The crowd has been well-behaved as dusk settles over the amphitheatre. The early warm up acts were fun for passing time until the main event, but may not be memorable. Except that one guy that… but I digress. Night arrives swiftly at this place, so it almost seems as if someone has simply thrown a switch and turned off the sky. Then, as our eyes adjust, we realize that he also turned on the stars.
Everyone quickly settles back into their seats as the amphitheatre plunges from navigable to one giant tripping hazard. We all quiet with anticipation.
The stage lights come up to reveal a contraption of some sort on an empty stage.
It fires bundles into the front three rows that turn out to be ponchos. Nervous laughter ensues, but the front three rows also don the ponchos.
The device spins around. As it turns, spotlights reflect off it and scan the crowd. It stops, with a pin spot reflected onto a single seat, near an aisle. The other spotlight operators turn their lights around and join in, The seat is empty. Which seems a little strange in an otherwise sold-out house. The lights go off for a moment, then on, as all the spot operators blink their shutters in unison. Now the seat is occupied.
The occupant is dressed a little more formally than the rest of the audience.
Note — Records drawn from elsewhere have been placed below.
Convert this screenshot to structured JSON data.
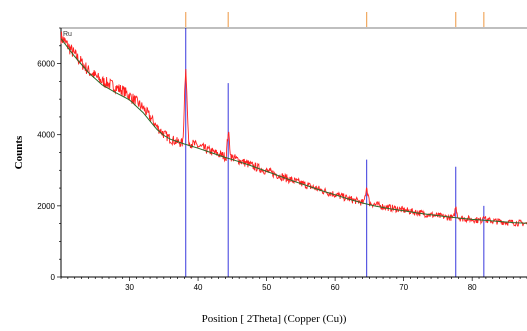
{
  "chart_data": {
    "type": "line",
    "title": "",
    "xlabel": "Position [  2Theta] (Copper (Cu))",
    "ylabel": "Counts",
    "corner_label": "Ru",
    "xlim": [
      20,
      88
    ],
    "ylim": [
      0,
      7000
    ],
    "x_ticks": [
      30,
      40,
      50,
      60,
      70,
      80
    ],
    "y_ticks": [
      0,
      2000,
      4000,
      6000
    ],
    "grid": false,
    "colors": {
      "measured": "#ff2020",
      "fit": "#2a6a2a",
      "reference": "#4a4ae0",
      "top_markers": "#f0a860"
    },
    "series": [
      {
        "kind": "measured",
        "x": [
          20,
          22,
          24,
          26,
          27,
          28,
          29,
          30,
          31,
          32,
          33,
          34,
          35,
          36,
          37,
          37.8,
          38.2,
          38.6,
          39.5,
          41,
          43,
          44.1,
          44.4,
          44.8,
          46,
          48,
          50,
          52,
          54,
          56,
          58,
          60,
          62,
          64.2,
          64.6,
          65,
          67,
          70,
          73,
          75,
          77.3,
          77.6,
          78,
          80,
          81.4,
          81.7,
          82,
          84,
          86,
          88
        ],
        "y": [
          6750,
          6250,
          5800,
          5500,
          5430,
          5330,
          5240,
          5100,
          4930,
          4750,
          4500,
          4220,
          4020,
          3880,
          3790,
          3760,
          6050,
          3800,
          3720,
          3600,
          3450,
          3380,
          4100,
          3380,
          3280,
          3120,
          2980,
          2840,
          2700,
          2570,
          2440,
          2320,
          2200,
          2080,
          2550,
          2080,
          1980,
          1880,
          1780,
          1720,
          1660,
          1980,
          1660,
          1620,
          1590,
          1780,
          1590,
          1560,
          1530,
          1500
        ]
      },
      {
        "kind": "fit",
        "x": [
          20,
          22,
          24,
          26,
          28,
          30,
          32,
          33,
          34,
          35,
          36,
          38,
          40,
          42,
          44,
          46,
          48,
          50,
          52,
          54,
          56,
          58,
          60,
          62,
          64,
          66,
          68,
          70,
          72,
          74,
          76,
          78,
          80,
          82,
          84,
          86,
          88
        ],
        "y": [
          6700,
          6200,
          5750,
          5400,
          5180,
          4980,
          4620,
          4380,
          4150,
          3980,
          3870,
          3740,
          3620,
          3490,
          3360,
          3240,
          3110,
          2970,
          2830,
          2690,
          2560,
          2430,
          2310,
          2190,
          2080,
          1990,
          1920,
          1860,
          1800,
          1750,
          1700,
          1660,
          1620,
          1590,
          1560,
          1530,
          1510
        ]
      },
      {
        "kind": "reference",
        "x": [
          38.2,
          44.4,
          64.6,
          77.6,
          81.7
        ],
        "y": [
          7000,
          5450,
          3300,
          3100,
          2000
        ]
      }
    ],
    "top_markers_x": [
      38.2,
      44.4,
      64.6,
      77.6,
      81.7
    ]
  }
}
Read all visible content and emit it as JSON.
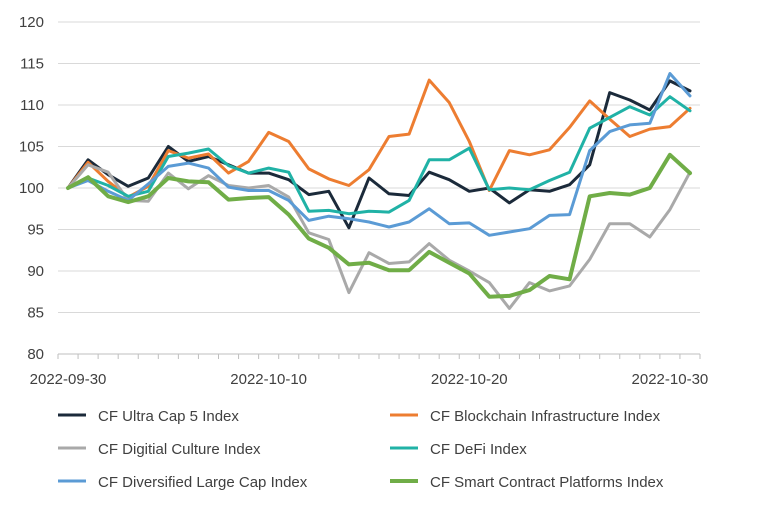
{
  "chart_data": {
    "type": "line",
    "title": "",
    "xlabel": "",
    "ylabel": "",
    "ylim": [
      80,
      120
    ],
    "yticks": [
      80,
      85,
      90,
      95,
      100,
      105,
      110,
      115,
      120
    ],
    "x_tick_labels": [
      {
        "index": 0,
        "label": "2022-09-30"
      },
      {
        "index": 10,
        "label": "2022-10-10"
      },
      {
        "index": 20,
        "label": "2022-10-20"
      },
      {
        "index": 30,
        "label": "2022-10-30"
      }
    ],
    "grid": "horizontal",
    "legend_position": "bottom",
    "x": [
      "2022-09-30",
      "2022-10-01",
      "2022-10-02",
      "2022-10-03",
      "2022-10-04",
      "2022-10-05",
      "2022-10-06",
      "2022-10-07",
      "2022-10-08",
      "2022-10-09",
      "2022-10-10",
      "2022-10-11",
      "2022-10-12",
      "2022-10-13",
      "2022-10-14",
      "2022-10-15",
      "2022-10-16",
      "2022-10-17",
      "2022-10-18",
      "2022-10-19",
      "2022-10-20",
      "2022-10-21",
      "2022-10-22",
      "2022-10-23",
      "2022-10-24",
      "2022-10-25",
      "2022-10-26",
      "2022-10-27",
      "2022-10-28",
      "2022-10-29",
      "2022-10-30",
      "2022-10-31"
    ],
    "series": [
      {
        "name": "CF Ultra Cap 5 Index",
        "color": "#1b2a3a",
        "width": 3,
        "values": [
          100,
          103.4,
          101.6,
          100.2,
          101.2,
          105.0,
          103.2,
          103.8,
          102.8,
          101.8,
          101.8,
          101.0,
          99.2,
          99.6,
          95.2,
          101.2,
          99.3,
          99.1,
          101.9,
          101.0,
          99.6,
          100.0,
          98.2,
          99.8,
          99.6,
          100.4,
          102.8,
          111.5,
          110.6,
          109.4,
          112.9,
          111.7
        ]
      },
      {
        "name": "CF Blockchain Infrastructure Index",
        "color": "#ed7d31",
        "width": 3,
        "values": [
          100,
          103.1,
          100.8,
          98.9,
          100.2,
          104.5,
          103.6,
          104.1,
          101.8,
          103.2,
          106.7,
          105.6,
          102.3,
          101.1,
          100.3,
          102.2,
          106.2,
          106.5,
          113.0,
          110.3,
          105.6,
          99.7,
          104.5,
          104.0,
          104.6,
          107.3,
          110.5,
          108.3,
          106.2,
          107.1,
          107.4,
          109.6
        ]
      },
      {
        "name": "CF Digitial Culture Index",
        "color": "#a9a9a9",
        "width": 3,
        "values": [
          100,
          102.8,
          101.9,
          98.5,
          98.4,
          101.8,
          99.9,
          101.5,
          100.3,
          100.0,
          100.3,
          98.9,
          94.6,
          93.8,
          87.4,
          92.2,
          90.9,
          91.1,
          93.3,
          91.3,
          90.0,
          88.6,
          85.5,
          88.6,
          87.6,
          88.2,
          91.4,
          95.7,
          95.7,
          94.1,
          97.4,
          101.9
        ]
      },
      {
        "name": "CF DeFi Index",
        "color": "#20b2a6",
        "width": 3,
        "values": [
          100,
          101.2,
          100.3,
          99.0,
          99.6,
          103.8,
          104.2,
          104.7,
          102.7,
          101.8,
          102.4,
          101.9,
          97.2,
          97.3,
          96.9,
          97.2,
          97.1,
          98.5,
          103.4,
          103.4,
          104.8,
          99.8,
          100.0,
          99.8,
          100.9,
          101.9,
          107.2,
          108.5,
          109.8,
          108.8,
          111.0,
          109.3
        ]
      },
      {
        "name": "CF Diversified Large Cap Index",
        "color": "#5b9bd5",
        "width": 3,
        "values": [
          100,
          100.9,
          99.6,
          98.5,
          100.5,
          102.6,
          103.0,
          102.4,
          100.1,
          99.7,
          99.7,
          98.5,
          96.1,
          96.6,
          96.3,
          95.9,
          95.3,
          95.9,
          97.5,
          95.7,
          95.8,
          94.3,
          94.7,
          95.1,
          96.7,
          96.8,
          104.5,
          106.8,
          107.6,
          107.8,
          113.8,
          111.1
        ]
      },
      {
        "name": "CF Smart Contract Platforms Index",
        "color": "#70ad47",
        "width": 4,
        "values": [
          100,
          101.3,
          99.0,
          98.3,
          99.0,
          101.2,
          100.8,
          100.7,
          98.6,
          98.8,
          98.9,
          96.8,
          93.9,
          92.8,
          90.8,
          91.0,
          90.1,
          90.1,
          92.3,
          91.0,
          89.7,
          86.9,
          87.0,
          87.7,
          89.4,
          89.0,
          99.0,
          99.4,
          99.2,
          100.0,
          104.0,
          101.8
        ]
      }
    ]
  }
}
After a moment, he stands, and the crowd begins to realize that this was his entrance. He makes his way to the stage.
From that beginning, the show got weird.
At one point, he was juggling kids borrowed from the audience.
He set up a series of gramophones, and attempted to identify which was producing live sound and not a recording with the help of a small dog.
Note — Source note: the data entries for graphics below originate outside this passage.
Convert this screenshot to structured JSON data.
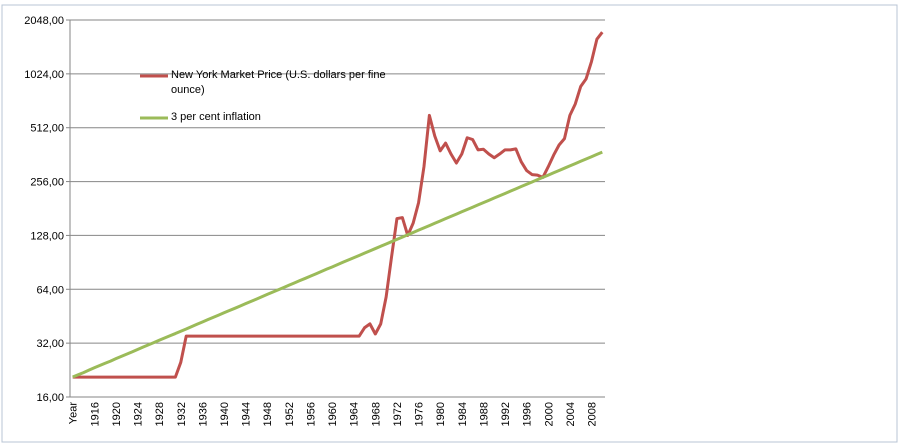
{
  "chart_data": {
    "type": "line",
    "categories": [
      "Year",
      null,
      null,
      null,
      "1916",
      null,
      null,
      null,
      "1920",
      null,
      null,
      null,
      "1924",
      null,
      null,
      null,
      "1928",
      null,
      null,
      null,
      "1932",
      null,
      null,
      null,
      "1936",
      null,
      null,
      null,
      "1940",
      null,
      null,
      null,
      "1944",
      null,
      null,
      null,
      "1948",
      null,
      null,
      null,
      "1952",
      null,
      null,
      null,
      "1956",
      null,
      null,
      null,
      "1960",
      null,
      null,
      null,
      "1964",
      null,
      null,
      null,
      "1968",
      null,
      null,
      null,
      "1972",
      null,
      null,
      null,
      "1976",
      null,
      null,
      null,
      "1980",
      null,
      null,
      null,
      "1984",
      null,
      null,
      null,
      "1988",
      null,
      null,
      null,
      "1992",
      null,
      null,
      null,
      "1996",
      null,
      null,
      null,
      "2000",
      null,
      null,
      null,
      "2004",
      null,
      null,
      null,
      "2008",
      null,
      null
    ],
    "series": [
      {
        "name": "New York Market Price (U.S. dollars per fine ounce)",
        "color": "#c0504d",
        "values": [
          20.67,
          20.67,
          20.67,
          20.67,
          20.67,
          20.67,
          20.67,
          20.67,
          20.67,
          20.67,
          20.67,
          20.67,
          20.67,
          20.67,
          20.67,
          20.67,
          20.67,
          20.67,
          20.67,
          20.67,
          25,
          35,
          35,
          35,
          35,
          35,
          35,
          35,
          35,
          35,
          35,
          35,
          35,
          35,
          35,
          35,
          35,
          35,
          35,
          35,
          35,
          35,
          35,
          35,
          35,
          35,
          35,
          35,
          35,
          35,
          35,
          35,
          35,
          35,
          39,
          41,
          36,
          41,
          58,
          97,
          159,
          161,
          128,
          150,
          195,
          310,
          600,
          460,
          380,
          420,
          365,
          325,
          365,
          450,
          440,
          385,
          388,
          365,
          348,
          365,
          385,
          385,
          390,
          330,
          295,
          280,
          278,
          270,
          310,
          360,
          410,
          445,
          600,
          695,
          870,
          960,
          1200,
          1600,
          1750
        ]
      },
      {
        "name": "3 per cent inflation",
        "color": "#9bbb59",
        "values": [
          20.7,
          21.3,
          21.9,
          22.6,
          23.3,
          24.0,
          24.7,
          25.4,
          26.2,
          27.0,
          27.8,
          28.6,
          29.5,
          30.4,
          31.3,
          32.2,
          33.2,
          34.2,
          35.2,
          36.2,
          37.3,
          38.4,
          39.6,
          40.8,
          42.0,
          43.3,
          44.6,
          45.9,
          47.3,
          48.7,
          50.1,
          51.6,
          53.2,
          54.8,
          56.4,
          58.1,
          59.9,
          61.7,
          63.5,
          65.4,
          67.4,
          69.4,
          71.5,
          73.6,
          75.8,
          78.1,
          80.5,
          82.9,
          85.3,
          87.9,
          90.6,
          93.3,
          96.1,
          98.9,
          101.9,
          105.0,
          108.1,
          111.4,
          114.7,
          118.1,
          121.7,
          125.3,
          129.1,
          133.0,
          137.0,
          141.1,
          145.3,
          149.7,
          154.1,
          158.8,
          163.5,
          168.4,
          173.5,
          178.7,
          184.0,
          189.6,
          195.2,
          201.1,
          207.1,
          213.3,
          219.7,
          226.3,
          233.1,
          240.1,
          247.3,
          254.7,
          262.4,
          270.2,
          278.3,
          286.7,
          295.3,
          304.1,
          313.3,
          322.7,
          332.3,
          342.3,
          352.6,
          363.1,
          374.0
        ]
      }
    ],
    "ylim": [
      16,
      2048
    ],
    "yticks": [
      {
        "value": 16,
        "label": "16,00"
      },
      {
        "value": 32,
        "label": "32,00"
      },
      {
        "value": 64,
        "label": "64,00"
      },
      {
        "value": 128,
        "label": "128,00"
      },
      {
        "value": 256,
        "label": "256,00"
      },
      {
        "value": 512,
        "label": "512,00"
      },
      {
        "value": 1024,
        "label": "1024,00"
      },
      {
        "value": 2048,
        "label": "2048,00"
      }
    ],
    "log_scale": true,
    "grid": true,
    "legend": "top-left"
  }
}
He did a knife catching act with dull knives.
It was strange and wondrous. All the professional performers who saw him were green with envy at his management of the crowd’s attention.
He did things that every critic had panned with their typical poisoned pens. But it probably didn’t help that his final bit was designed to annoy critics. He even said so from the stage, pointing out that by and large most critics would have already filed their reviews of his show by that point, so it was perfectly safe to mock them.
When the house lights came up, the audience response was immense.